Vu les articles 2241 et 2243 du code civil :

6. Il résulte de ces textes que si une déclaration d'appel formée devant une cour d'appel incompétente interrompt le délai d'appel, cette interruption est non avenue en cas de désistement d'appel, à moins que le désistement n'intervienne en raison de la saisine d'une cour d'appel incompétente.

7. Pour déclarer irrecevables les appels des 8 mars 2017 et 23 mars 2017, l'arrêt retient que dès lors que M. J... s'est désisté de l'appel qu'il avait interjeté devant la cour d'appel d'Aix-en-Provence, ce que cette cour d'appel a constaté par arrêt en date du 20 octobre 2017, il ne peut plus se prévaloir de l'effet interruptif attaché aux déclarations d'appel qu'il a adressées à cette cour.

8. En statuant ainsi, tout en constatant que M. J... s'était désisté de l'appel formé devant la cour d'appel d'Aix-en-Provence après avoir régularisé un nouveau recours à l'encontre du même jugement devant la cour d'appel territorialement compétente, ce dont il ressortait que le désistement était motivé par l'incompétence de la première juridiction saisie, la cour d'appel a violé les textes susvisés.

PAR CES MOTIFS, et sans qu'il y ait lieu de statuer sur les autres griefs du pourvoi, la Cour :

CASSE ET ANNULE, en toutes ses dispositions, l'arrêt rendu le 4 juin 2019, entre les parties, par la cour d'appel de Grenoble ;

Remet l'affaire et les parties dans l'état où elles se trouvaient avant cet arrêt et les renvoie devant la cour d'appel de Lyon.

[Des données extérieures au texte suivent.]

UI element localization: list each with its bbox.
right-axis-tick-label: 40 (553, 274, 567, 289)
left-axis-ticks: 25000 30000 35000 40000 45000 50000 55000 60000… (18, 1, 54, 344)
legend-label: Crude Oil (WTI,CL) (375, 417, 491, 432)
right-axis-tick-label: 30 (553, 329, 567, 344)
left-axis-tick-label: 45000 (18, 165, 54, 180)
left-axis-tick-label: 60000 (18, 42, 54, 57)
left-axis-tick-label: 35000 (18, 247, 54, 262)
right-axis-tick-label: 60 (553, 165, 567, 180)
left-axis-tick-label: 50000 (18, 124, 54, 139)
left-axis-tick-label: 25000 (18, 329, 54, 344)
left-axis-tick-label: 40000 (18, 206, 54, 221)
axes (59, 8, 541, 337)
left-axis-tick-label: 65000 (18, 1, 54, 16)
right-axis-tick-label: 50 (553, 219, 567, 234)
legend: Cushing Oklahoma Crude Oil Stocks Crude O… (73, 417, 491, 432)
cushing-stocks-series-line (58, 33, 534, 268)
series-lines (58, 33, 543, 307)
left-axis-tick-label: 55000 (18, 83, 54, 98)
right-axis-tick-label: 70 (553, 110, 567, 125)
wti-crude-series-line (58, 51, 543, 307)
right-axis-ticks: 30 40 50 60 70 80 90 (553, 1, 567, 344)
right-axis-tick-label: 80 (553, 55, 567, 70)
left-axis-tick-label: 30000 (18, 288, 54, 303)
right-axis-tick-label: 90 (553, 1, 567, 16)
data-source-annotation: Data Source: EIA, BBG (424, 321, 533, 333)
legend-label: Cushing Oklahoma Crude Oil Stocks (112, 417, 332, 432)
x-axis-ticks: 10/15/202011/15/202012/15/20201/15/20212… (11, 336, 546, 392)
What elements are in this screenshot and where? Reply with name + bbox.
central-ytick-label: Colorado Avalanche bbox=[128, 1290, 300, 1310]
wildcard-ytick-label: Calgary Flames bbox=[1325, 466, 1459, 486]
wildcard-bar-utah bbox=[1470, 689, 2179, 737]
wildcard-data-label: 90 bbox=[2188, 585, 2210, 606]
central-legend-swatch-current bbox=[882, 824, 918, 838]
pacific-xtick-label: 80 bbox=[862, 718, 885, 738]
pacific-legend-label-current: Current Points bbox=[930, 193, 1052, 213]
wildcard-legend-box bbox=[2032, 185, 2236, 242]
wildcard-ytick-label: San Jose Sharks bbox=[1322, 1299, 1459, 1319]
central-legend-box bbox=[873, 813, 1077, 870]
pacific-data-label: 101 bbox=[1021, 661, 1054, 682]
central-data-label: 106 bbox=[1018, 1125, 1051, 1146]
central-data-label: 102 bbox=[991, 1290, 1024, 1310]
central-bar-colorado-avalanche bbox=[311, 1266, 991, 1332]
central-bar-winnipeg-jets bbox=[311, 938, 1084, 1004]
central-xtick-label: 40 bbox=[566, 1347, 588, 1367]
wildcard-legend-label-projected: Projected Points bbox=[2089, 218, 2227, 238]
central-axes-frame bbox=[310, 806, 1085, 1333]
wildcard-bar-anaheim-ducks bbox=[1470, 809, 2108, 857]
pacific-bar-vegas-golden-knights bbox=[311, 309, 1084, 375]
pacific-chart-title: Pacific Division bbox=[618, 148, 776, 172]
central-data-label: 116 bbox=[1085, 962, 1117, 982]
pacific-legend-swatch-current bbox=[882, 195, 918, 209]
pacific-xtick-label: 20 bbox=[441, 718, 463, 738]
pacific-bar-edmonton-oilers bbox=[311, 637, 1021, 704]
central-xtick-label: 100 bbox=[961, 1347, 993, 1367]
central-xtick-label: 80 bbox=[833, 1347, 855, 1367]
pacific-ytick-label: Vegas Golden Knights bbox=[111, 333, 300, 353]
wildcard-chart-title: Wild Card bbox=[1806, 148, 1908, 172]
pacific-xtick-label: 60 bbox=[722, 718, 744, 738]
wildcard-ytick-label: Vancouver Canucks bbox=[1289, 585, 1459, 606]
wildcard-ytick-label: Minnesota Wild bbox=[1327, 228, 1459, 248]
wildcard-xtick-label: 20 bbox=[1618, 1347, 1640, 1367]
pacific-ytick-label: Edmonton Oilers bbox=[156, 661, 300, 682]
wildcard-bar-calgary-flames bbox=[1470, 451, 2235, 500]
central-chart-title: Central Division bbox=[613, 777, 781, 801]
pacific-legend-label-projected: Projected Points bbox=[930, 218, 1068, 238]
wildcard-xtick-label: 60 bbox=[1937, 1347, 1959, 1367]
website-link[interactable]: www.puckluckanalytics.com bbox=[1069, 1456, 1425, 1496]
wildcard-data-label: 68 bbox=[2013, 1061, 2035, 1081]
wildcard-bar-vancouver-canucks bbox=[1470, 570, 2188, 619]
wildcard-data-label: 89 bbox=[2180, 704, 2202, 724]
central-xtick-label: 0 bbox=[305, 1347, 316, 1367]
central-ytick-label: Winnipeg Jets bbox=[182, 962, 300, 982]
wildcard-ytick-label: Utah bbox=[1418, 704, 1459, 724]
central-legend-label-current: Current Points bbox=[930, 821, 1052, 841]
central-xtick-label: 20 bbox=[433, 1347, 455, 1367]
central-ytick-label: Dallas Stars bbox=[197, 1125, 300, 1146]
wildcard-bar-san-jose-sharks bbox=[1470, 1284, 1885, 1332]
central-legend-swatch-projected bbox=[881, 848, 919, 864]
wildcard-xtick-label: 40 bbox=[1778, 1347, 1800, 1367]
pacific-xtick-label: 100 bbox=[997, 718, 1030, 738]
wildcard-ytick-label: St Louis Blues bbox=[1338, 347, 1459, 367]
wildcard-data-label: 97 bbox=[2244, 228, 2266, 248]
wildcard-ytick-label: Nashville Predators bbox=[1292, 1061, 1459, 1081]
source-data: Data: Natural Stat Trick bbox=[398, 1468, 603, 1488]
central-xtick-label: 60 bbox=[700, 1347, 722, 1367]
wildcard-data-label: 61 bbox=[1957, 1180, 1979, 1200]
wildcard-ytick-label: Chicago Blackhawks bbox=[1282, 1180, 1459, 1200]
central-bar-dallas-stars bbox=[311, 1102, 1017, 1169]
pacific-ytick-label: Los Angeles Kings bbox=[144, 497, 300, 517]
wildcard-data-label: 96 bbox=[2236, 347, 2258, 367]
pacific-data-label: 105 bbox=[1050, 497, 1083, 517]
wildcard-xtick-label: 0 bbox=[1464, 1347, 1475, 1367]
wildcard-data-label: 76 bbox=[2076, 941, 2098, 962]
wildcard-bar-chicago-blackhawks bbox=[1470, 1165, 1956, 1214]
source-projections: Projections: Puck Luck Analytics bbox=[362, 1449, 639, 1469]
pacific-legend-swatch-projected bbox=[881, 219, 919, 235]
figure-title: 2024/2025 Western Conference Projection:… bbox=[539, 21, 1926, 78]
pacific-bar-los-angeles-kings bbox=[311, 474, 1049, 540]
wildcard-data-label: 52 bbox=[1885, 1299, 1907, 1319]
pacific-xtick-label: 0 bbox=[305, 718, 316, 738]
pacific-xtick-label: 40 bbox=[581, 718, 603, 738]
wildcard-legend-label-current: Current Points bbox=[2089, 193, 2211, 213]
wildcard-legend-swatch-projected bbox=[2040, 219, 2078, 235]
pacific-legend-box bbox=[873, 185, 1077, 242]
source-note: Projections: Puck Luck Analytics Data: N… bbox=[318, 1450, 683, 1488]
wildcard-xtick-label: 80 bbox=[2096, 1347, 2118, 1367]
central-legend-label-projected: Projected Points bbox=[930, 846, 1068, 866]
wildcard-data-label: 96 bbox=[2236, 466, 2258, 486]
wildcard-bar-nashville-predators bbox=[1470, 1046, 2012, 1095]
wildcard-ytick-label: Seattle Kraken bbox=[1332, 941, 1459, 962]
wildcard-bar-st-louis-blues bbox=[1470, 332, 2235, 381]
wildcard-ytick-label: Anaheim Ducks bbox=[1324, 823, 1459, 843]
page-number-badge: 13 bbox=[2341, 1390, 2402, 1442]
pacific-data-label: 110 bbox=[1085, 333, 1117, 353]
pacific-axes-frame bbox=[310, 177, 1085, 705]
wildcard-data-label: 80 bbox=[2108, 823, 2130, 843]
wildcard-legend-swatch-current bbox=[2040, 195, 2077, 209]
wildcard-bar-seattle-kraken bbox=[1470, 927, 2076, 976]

- Président : M. Pireyre - Rapporteur : Mme Kermina - Avocat général : M. Girard - Avocat(s) : SCP Bauer-Violas, Feschotte-Desbois et Sebagh ; SCP Didier et Pinet -

Textes visés :

Articles 2241 et 2243 du code civil.

Rapprochement(s) :

1re Civ., 12 décembre 1995, pourvoi n° 93-15.492, Bull. 1995, I, n° 456 (rejet).